How to declare and use 1D and 2D byte arrays in Verilog?

Ursa Major picture Ursa Major · Jun 10, 2010 · Viewed 193.6k times · Source

How to declare and use 1D and 2D byte arrays in Verilog?

eg. how to do something like

byte a_2D[3][3];
byte a_1D[3];

// using 1D
for (int i=0; i< 3; i++)
{
    a_1D[i] = (byte)i;
}

// using 2D
for (int i=0; i< 3; i++)
{
    for (int j=0; j< 3; j++)
    {
        a_2D[i][j] = (byte)i*j;
    }
}

Answer

Marty picture Marty · Jun 10, 2010

Verilog thinks in bits, so reg [7:0] a[0:3] will give you a 4x8 bit array (=4x1 byte array). You get the first byte out of this with a[0]. The third bit of the 2nd byte is a[1][2].

For a 2D array of bytes, first check your simulator/compiler.

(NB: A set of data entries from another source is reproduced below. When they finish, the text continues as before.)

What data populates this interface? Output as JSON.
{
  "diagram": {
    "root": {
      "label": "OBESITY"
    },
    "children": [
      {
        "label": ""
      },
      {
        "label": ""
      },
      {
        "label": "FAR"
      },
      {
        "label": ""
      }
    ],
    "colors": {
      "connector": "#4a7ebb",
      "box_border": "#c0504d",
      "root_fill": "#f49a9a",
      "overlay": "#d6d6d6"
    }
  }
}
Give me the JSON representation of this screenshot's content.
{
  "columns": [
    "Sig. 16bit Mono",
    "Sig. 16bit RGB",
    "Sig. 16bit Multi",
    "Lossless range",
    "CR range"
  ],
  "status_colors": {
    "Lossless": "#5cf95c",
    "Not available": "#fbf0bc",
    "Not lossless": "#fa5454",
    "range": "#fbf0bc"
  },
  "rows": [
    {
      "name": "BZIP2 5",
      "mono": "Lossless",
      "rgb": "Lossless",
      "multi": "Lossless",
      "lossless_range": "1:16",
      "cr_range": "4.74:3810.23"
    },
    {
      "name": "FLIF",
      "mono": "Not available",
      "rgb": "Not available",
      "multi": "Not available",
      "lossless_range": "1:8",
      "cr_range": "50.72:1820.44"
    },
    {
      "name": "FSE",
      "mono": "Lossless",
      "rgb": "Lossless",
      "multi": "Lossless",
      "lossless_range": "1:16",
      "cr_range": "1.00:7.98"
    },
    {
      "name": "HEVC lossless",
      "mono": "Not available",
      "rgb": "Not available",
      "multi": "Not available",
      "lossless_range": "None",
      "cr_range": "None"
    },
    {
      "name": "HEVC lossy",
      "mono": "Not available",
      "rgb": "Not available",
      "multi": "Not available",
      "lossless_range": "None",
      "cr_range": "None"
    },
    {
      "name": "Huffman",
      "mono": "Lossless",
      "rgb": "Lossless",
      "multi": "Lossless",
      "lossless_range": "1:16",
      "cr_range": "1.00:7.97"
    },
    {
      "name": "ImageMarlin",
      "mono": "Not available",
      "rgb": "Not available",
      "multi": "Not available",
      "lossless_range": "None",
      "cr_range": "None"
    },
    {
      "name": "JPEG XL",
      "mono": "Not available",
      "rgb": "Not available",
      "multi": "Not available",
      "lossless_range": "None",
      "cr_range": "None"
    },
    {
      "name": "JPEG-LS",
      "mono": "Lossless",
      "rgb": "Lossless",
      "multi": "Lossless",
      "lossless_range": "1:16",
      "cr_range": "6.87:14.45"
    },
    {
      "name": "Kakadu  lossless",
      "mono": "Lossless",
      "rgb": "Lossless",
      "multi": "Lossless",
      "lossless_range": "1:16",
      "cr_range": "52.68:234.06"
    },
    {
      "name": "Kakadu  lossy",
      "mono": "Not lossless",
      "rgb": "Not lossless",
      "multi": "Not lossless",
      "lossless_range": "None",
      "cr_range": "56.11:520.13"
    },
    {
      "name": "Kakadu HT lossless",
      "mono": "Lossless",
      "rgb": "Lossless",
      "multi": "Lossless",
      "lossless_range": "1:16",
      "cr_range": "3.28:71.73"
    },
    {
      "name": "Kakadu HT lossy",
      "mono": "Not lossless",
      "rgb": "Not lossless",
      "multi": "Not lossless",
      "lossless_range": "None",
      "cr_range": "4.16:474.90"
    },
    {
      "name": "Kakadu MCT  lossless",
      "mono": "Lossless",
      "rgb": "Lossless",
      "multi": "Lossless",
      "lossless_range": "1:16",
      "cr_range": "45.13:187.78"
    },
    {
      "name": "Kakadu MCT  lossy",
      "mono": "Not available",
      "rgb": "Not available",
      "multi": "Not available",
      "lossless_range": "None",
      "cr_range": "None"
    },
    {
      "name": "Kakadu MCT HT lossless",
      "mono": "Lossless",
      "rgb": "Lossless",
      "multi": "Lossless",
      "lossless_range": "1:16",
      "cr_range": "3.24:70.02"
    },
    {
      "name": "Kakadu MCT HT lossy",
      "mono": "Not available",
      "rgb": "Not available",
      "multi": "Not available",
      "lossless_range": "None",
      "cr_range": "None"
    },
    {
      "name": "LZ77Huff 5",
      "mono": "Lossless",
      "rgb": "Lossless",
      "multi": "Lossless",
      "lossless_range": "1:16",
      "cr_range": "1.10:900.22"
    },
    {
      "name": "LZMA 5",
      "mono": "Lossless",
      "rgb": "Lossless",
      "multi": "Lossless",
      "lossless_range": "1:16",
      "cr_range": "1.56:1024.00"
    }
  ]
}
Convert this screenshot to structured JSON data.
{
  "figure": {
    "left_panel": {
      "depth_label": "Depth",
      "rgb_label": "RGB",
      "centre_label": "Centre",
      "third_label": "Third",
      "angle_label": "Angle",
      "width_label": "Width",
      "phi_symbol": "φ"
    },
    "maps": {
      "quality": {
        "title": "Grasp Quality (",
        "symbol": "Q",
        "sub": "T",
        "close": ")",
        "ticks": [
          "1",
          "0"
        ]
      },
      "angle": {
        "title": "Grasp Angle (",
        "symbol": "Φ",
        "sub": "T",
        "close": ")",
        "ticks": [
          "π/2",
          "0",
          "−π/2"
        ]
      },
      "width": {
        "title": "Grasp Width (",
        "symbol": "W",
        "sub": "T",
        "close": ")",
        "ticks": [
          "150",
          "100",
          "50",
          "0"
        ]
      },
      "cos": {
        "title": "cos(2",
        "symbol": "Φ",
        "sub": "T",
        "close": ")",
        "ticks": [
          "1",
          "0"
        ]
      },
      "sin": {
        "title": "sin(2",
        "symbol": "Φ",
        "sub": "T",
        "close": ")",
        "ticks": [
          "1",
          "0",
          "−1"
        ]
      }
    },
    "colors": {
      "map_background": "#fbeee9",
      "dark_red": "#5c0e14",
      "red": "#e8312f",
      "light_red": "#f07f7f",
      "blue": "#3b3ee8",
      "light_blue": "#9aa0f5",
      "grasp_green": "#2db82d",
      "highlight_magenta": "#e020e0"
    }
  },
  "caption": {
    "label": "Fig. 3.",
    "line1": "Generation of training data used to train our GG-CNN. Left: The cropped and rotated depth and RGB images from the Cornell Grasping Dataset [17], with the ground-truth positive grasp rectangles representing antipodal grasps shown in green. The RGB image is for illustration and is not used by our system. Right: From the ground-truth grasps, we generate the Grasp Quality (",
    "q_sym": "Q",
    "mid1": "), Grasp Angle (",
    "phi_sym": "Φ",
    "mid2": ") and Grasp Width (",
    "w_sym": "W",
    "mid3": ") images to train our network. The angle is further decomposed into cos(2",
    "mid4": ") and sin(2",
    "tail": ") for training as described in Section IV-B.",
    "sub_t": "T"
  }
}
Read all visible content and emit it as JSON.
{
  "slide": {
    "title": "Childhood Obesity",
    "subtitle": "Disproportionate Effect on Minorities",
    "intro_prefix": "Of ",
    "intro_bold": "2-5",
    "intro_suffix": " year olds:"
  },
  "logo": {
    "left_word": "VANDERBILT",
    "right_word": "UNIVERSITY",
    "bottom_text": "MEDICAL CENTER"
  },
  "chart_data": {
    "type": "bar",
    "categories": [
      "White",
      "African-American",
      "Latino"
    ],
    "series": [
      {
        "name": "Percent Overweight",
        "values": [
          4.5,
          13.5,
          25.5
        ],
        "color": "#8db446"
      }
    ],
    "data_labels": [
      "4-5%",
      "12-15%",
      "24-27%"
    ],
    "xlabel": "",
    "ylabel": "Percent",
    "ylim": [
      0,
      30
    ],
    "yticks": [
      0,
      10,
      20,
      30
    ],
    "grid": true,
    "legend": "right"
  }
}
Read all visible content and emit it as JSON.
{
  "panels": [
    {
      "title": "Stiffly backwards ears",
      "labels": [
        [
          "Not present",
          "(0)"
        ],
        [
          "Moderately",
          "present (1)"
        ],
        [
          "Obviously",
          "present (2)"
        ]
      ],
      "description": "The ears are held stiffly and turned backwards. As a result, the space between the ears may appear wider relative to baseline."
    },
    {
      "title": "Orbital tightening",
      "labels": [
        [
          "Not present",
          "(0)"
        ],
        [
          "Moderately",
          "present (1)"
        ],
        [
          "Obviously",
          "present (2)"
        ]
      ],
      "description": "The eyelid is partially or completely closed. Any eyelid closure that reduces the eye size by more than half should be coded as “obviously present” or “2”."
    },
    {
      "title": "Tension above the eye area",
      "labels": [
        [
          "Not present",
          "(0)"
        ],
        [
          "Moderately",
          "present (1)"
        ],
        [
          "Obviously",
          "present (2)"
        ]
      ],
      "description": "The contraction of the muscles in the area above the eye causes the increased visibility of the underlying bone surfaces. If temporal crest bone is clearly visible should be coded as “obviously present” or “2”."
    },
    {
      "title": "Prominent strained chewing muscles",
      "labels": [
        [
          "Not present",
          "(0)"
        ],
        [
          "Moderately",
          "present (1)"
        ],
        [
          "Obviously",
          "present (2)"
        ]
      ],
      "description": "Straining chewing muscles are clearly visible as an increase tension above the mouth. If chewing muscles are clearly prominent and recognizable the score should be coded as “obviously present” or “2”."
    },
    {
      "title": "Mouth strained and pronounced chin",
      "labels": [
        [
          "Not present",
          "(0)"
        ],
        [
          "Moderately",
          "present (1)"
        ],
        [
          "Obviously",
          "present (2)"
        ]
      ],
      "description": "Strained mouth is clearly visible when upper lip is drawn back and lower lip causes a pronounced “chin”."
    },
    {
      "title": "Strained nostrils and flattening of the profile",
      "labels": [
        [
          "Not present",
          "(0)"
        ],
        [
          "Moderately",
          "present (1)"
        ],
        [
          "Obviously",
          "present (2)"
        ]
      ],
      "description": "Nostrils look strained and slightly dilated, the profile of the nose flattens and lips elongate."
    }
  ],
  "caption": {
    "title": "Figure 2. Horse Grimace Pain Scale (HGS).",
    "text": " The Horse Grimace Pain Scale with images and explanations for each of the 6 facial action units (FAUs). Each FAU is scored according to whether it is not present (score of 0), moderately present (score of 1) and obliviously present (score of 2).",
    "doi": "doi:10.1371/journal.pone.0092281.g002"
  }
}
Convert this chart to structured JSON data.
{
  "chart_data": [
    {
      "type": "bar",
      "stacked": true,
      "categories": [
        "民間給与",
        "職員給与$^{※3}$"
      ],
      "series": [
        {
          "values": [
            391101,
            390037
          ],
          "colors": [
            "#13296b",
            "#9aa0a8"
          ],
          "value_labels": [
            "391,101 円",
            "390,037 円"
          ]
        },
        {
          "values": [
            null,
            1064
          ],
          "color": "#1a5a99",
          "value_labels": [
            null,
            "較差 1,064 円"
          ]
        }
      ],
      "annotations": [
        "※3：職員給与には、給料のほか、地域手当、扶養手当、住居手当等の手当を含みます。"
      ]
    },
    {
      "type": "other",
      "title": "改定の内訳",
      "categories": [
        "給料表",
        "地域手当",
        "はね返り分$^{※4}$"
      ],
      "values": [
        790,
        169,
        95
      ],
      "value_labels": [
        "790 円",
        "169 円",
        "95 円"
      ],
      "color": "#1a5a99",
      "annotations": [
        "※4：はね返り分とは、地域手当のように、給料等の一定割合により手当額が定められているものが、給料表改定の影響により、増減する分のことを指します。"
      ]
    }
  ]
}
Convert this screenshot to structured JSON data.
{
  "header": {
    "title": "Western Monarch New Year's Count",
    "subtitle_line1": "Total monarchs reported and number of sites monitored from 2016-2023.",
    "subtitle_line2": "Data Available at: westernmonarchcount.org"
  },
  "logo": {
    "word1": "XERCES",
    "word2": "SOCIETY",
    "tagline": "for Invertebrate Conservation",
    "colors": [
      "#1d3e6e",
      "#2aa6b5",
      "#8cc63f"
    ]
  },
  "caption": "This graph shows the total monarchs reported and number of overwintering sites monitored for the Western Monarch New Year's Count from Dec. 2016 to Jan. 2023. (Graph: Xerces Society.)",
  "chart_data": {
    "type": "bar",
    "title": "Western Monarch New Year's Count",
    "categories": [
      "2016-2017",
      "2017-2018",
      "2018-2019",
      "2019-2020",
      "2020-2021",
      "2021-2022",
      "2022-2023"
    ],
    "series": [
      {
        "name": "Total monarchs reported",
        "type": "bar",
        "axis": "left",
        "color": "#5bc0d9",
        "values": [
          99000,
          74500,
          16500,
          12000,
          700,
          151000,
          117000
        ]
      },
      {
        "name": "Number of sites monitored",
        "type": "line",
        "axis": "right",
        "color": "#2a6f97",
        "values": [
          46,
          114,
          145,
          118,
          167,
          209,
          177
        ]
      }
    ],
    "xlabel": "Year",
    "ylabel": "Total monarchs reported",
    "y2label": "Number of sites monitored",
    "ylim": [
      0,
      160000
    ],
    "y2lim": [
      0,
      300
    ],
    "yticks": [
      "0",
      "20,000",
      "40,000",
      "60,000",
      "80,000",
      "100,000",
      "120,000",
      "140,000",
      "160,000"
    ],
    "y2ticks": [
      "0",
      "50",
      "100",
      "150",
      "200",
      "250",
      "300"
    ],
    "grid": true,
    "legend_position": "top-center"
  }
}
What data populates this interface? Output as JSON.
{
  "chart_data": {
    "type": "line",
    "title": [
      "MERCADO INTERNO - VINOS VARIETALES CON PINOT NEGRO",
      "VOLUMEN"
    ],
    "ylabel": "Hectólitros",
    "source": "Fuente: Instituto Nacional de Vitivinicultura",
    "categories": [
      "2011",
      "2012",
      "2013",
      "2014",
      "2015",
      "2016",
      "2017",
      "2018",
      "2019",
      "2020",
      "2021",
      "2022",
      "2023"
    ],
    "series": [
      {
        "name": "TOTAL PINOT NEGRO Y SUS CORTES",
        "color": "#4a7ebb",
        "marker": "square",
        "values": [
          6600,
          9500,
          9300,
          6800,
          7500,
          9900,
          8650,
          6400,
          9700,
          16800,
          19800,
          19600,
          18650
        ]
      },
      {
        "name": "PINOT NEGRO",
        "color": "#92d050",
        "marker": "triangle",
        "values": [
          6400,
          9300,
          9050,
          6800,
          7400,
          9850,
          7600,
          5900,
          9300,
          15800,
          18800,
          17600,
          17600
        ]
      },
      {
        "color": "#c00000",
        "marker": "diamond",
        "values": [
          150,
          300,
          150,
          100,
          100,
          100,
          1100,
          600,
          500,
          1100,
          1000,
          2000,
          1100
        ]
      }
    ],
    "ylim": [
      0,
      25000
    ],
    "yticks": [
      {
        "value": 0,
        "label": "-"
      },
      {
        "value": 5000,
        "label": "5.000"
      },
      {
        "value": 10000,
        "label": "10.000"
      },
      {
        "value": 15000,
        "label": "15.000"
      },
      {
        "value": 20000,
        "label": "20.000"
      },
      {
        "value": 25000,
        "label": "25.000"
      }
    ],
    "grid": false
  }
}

Older versions (pre '01, I believe) won't support this. Then reg [7:0] a [0:3] [0:3] will give you a 2D array of bytes. A single bit can be accessed with a[2][0][7] for example.

reg [7:0] a [0:3];
reg [7:0] b [0:3] [0:3];

reg [7:0] c;
reg d;

initial begin

   for (int i=0; i<=3; i++) begin
      a[i] = i[7:0];
   end

   c = a[0];
   d = a[1][2]; 


   // using 2D
   for (int i=0; i<=3; i++)
      for (int j=0; j<=3; j++)
          b[i][j] = i*j;  // watch this if you're building hardware

end